Geklagt hatte ein Eigentümer eines in der Nähe der BAB 46 in einem Baugebiet in Arnsberg gelegenen Hausgrundstücks. In der Nähe seines Grundstücks verläuft ein Wassertunnel unter der Autobahn, der in einen offenen Ableitungsgraben mündet. Bedingt durch die nachträgliche Anlage des Baugebiets vollzieht das Bett des Grabens zwei Krümmungen, eine davon in der Nähe des Grundstücks des Klägers. 
Im Jahr 2007 regnete es so stark, dass das Grundstück des Klägers überschwemmt wurde und dadurch die zwei Pkw des Klägers mit schlammigem Wasser vollliefen. Dem Kläger entstand dadurch ein Schaden von etwa 7.100 €. Er ist der Auffassung, dass das Land für diesen Schaden haften müsse, weil es den Abwassergraben zu gering gebaut hatte. 

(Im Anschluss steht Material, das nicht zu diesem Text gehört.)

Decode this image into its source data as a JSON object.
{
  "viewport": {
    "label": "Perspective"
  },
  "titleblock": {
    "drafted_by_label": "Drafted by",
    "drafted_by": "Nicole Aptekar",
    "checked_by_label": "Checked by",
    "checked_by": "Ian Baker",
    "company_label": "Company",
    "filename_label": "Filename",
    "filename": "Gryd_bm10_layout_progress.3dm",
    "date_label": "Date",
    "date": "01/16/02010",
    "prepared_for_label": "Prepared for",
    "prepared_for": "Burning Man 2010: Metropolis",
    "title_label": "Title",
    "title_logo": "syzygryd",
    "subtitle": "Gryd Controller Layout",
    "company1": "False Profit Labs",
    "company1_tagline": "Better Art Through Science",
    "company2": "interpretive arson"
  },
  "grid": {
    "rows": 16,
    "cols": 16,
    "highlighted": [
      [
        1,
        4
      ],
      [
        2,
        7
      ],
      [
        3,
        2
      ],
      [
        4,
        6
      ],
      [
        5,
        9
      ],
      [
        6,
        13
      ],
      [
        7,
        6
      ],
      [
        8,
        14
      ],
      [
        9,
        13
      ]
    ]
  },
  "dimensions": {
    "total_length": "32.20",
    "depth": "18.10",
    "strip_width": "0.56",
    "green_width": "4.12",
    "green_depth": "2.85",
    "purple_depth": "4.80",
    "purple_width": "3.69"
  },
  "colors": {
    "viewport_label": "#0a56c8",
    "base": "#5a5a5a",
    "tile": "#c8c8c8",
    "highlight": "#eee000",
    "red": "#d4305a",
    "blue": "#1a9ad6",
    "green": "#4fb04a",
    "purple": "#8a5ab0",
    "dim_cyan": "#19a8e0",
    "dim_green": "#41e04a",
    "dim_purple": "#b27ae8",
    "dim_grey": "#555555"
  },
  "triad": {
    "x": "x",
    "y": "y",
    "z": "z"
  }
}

Vom Oberlandesgericht in Hamm wurde der Schadenersatzanspruch des Klägers bestätigt. Das Gericht geht davon aus, dass das Land für die BAB 46 verkehrssicherungspflichtig ist und somit für den Schaden aufkommen muss. Das Land hätte im Rahmen der zumutbaren Hochwasserschäden vorbeugende Maßnahmen treffen müssen und den Ableitungsgraben ausreichen dimensionieren müssen. Den genannten Anforderungen habe der vorhandene Graben allerdings nicht entsprochen. 
Auch der Sachverständige geht davon aus, dass der Schaden nicht entstanden wäre, wenn der Graben ausreichend dimensioniert gewesen wäre.